The paper tackles the problem of deep reinforcement learning algorithms requiring predefined objectives by proposing a meta-gradient descent algorithm that discovers its own objective online from interactive experience, allowing the agent to adapt and learn more effectively over time. On the Atari Learning Environment, it eventually outperforms a strong actor-critic baseline in median score.
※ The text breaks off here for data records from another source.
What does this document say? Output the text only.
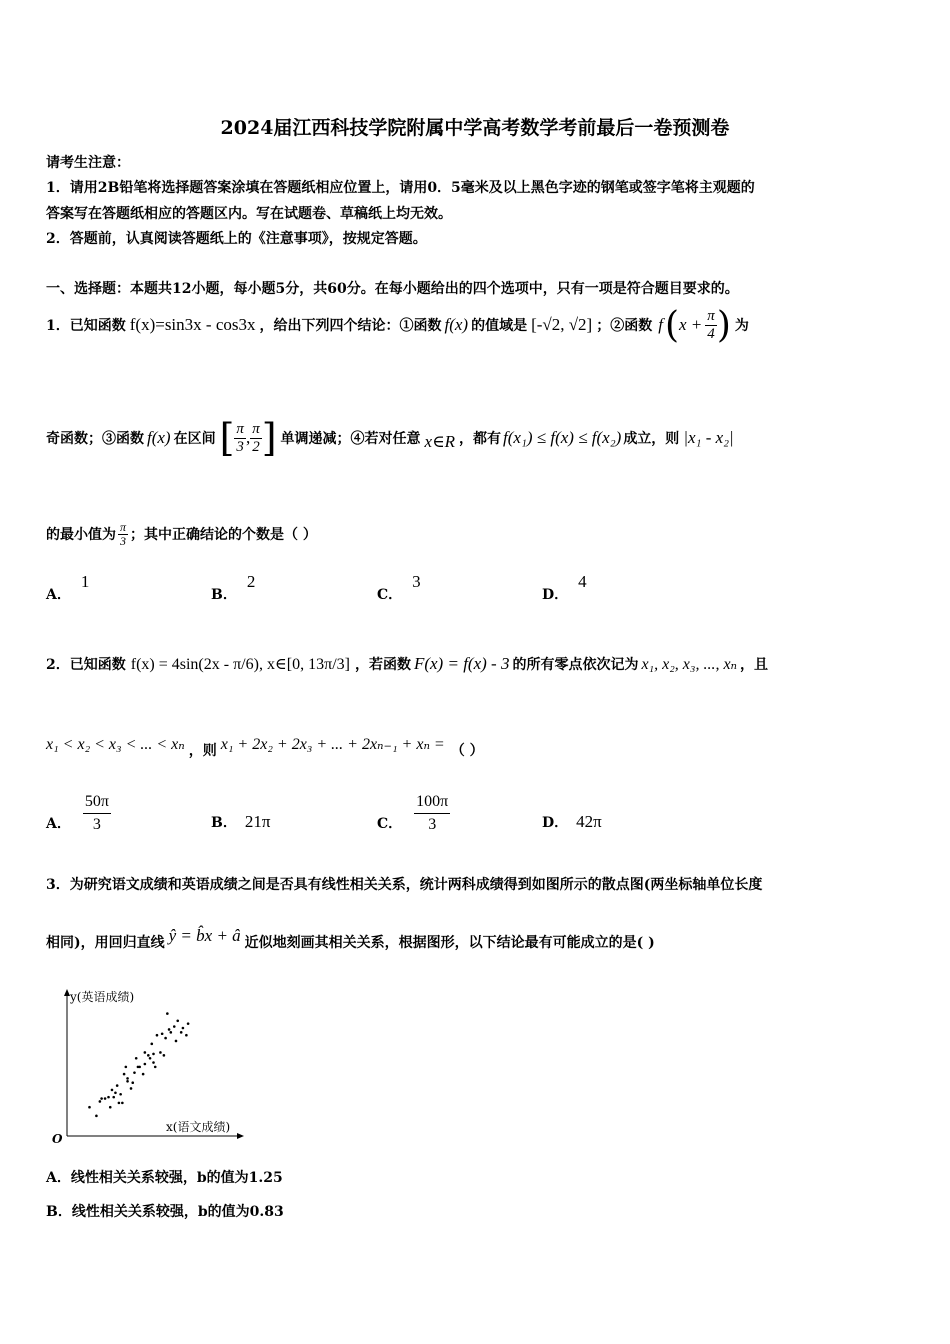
2024届江西科技学院附属中学高考数学考前最后一卷预测卷
请考生注意：
1．请用2B铅笔将选择题答案涂填在答题纸相应位置上，请用0．5毫米及以上黑色字迹的钢笔或签字笔将主观题的
答案写在答题纸相应的答题区内。写在试题卷、草稿纸上均无效。
2．答题前，认真阅读答题纸上的《注意事项》，按规定答题。
一、选择题：本题共12小题，每小题5分，共60分。在每小题给出的四个选项中，只有一项是符合题目要求的。
1．已知函数 f(x)=sin3x - cos3x ，给出下列四个结论：①函数 f(x) 的值域是 [-√2, √2] ；②函数 f ( $x + \frac{\pi}{4}$ ) 为
奇函数；③函数 f(x) 在区间 [ $\frac{\pi}{3}$ , $\frac{\pi}{2}$ ] 单调递减；④若对任意 x∈R ，都有 f(x₁) ≤ f(x) ≤ f(x₂) 成立，则 |x₁ - x₂|
的最小值为 $\frac{\pi}{3}$ ；其中正确结论的个数是（ ）
A．1
B．2
C．3
D．4
2．已知函数 f(x) = 4sin(2x - π/6), x∈[0, 13π/3] ，若函数 F(x) = f(x) - 3 的所有零点依次记为 x₁, x₂, x₃, ..., xₙ ，且
x₁ < x₂ < x₃ < ... < xₙ ，则 x₁ + 2x₂ + 2x₃ + ... + 2xₙ₋₁ + xₙ = （ ）
A． $\frac{50\pi}{3}$	B． 21π	C． $\frac{100\pi}{3}$	D． 42π
3．为研究语文成绩和英语成绩之间是否具有线性相关关系，统计两科成绩得到如图所示的散点图(两坐标轴单位长度
相同)，用回归直线 ŷ = b̂x + â 近似地刻画其相关关系，根据图形，以下结论最有可能成立的是( )
y(英语成绩)
x(语文成绩)
O
A．线性相关关系较强，b的值为1.25
B．线性相关关系较强，b的值为0.83
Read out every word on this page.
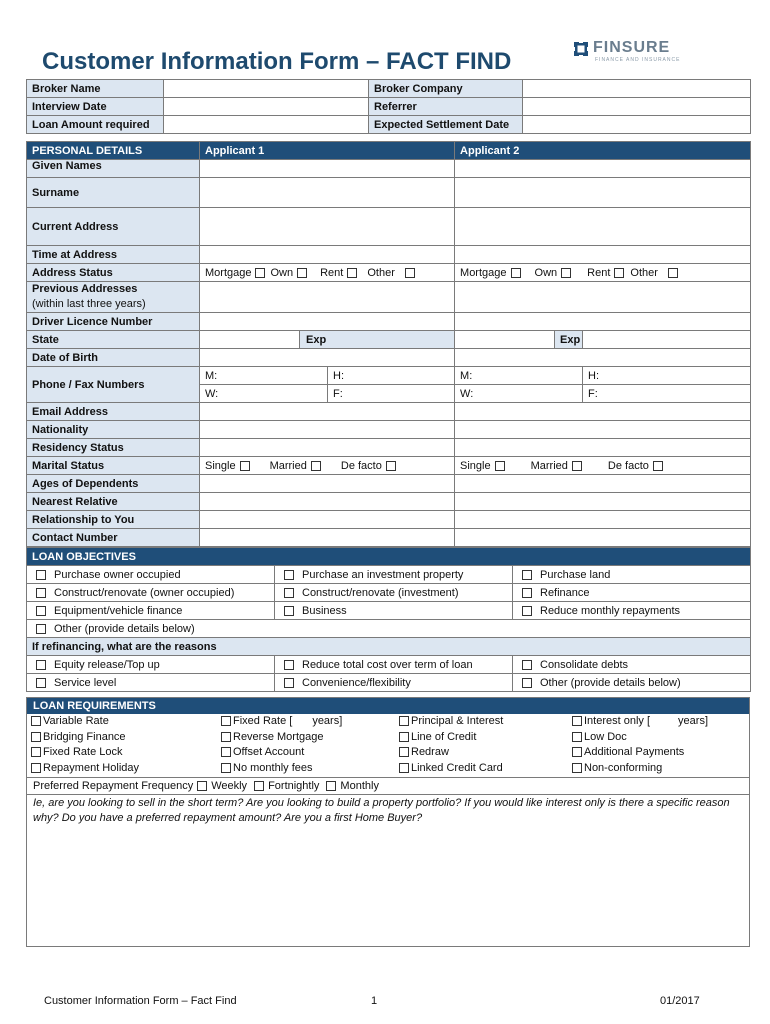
Customer Information Form – FACT FIND
FINSURE
FINANCE AND INSURANCE
Broker Name		Broker Company	
Interview Date		Referrer	
Loan Amount required		Expected Settlement Date	
PERSONAL DETAILS	Applicant 1			Applicant 2		
Given Names						
Surname						
Current Address						
Time at Address						
Address Status	Mortgage Own Rent Other			Mortgage Own Rent Other		
Previous Addresses
(within last three years)						
Driver Licence Number						
State		Exp			Exp	
Date of Birth						
Phone / Fax Numbers	M:		H:	M:		H:
	W:		F:	W:		F:
Email Address						
Nationality						
Residency Status						
Marital Status	Single Married De facto			Single Married De facto		
Ages of Dependents						
Nearest Relative						
Relationship to You						
Contact Number						
LOAN OBJECTIVES		
Purchase owner occupied	Purchase an investment property	Purchase land
Construct/renovate (owner occupied)	Construct/renovate (investment)	Refinance
Equipment/vehicle finance	Business	Reduce monthly repayments
Other (provide details below)		
If refinancing, what are the reasons		
Equity release/Top up	Reduce total cost over term of loan	Consolidate debts
Service level	Convenience/flexibility	Other (provide details below)
LOAN REQUIREMENTS
Variable Rate	Fixed Rate [ years]	Principal & Interest	Interest only [	years]
Bridging Finance	Reverse Mortgage	Line of Credit	Low Doc
Fixed Rate Lock	Offset Account	Redraw	Additional Payments
Repayment Holiday	No monthly fees	Linked Credit Card	Non-conforming
Preferred Repayment Frequency Weekly Fortnightly Monthly
Ie, are you looking to sell in the short term? Are you looking to build a property portfolio? If you would like interest only is there a specific reason why? Do you have a preferred repayment amount? Are you a first Home Buyer?
Customer Information Form – Fact Find	1	01/2017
Deep reinforcement learning includes a broad family of algorithms that parameterise an internal representation, such as a value function or policy, by a deep neural network. Each algorithm optimises its parameters with respect to an objective, such as Q-learning or policy gradient, that defines its semantics. In this work, we propose an algorithm based on meta-gradient descent that discovers its own objective, flexibly parameterised by a deep neural network, solely from interactive experience with its environment. Over time, this allows the agent to learn how to learn increasingly effectively. Furthermore, because the objective is discovered online, it can adapt to changes over time. We demonstrate that the algorithm discovers how to address several important issues in RL, such as bootstrapping, non-stationarity, and off-policy learning. On the Atari Learning Environment, the meta-gradient algorithm adapts over time to learn with greater efficiency, eventually outperforming the median score of a strong actor-critic baseline.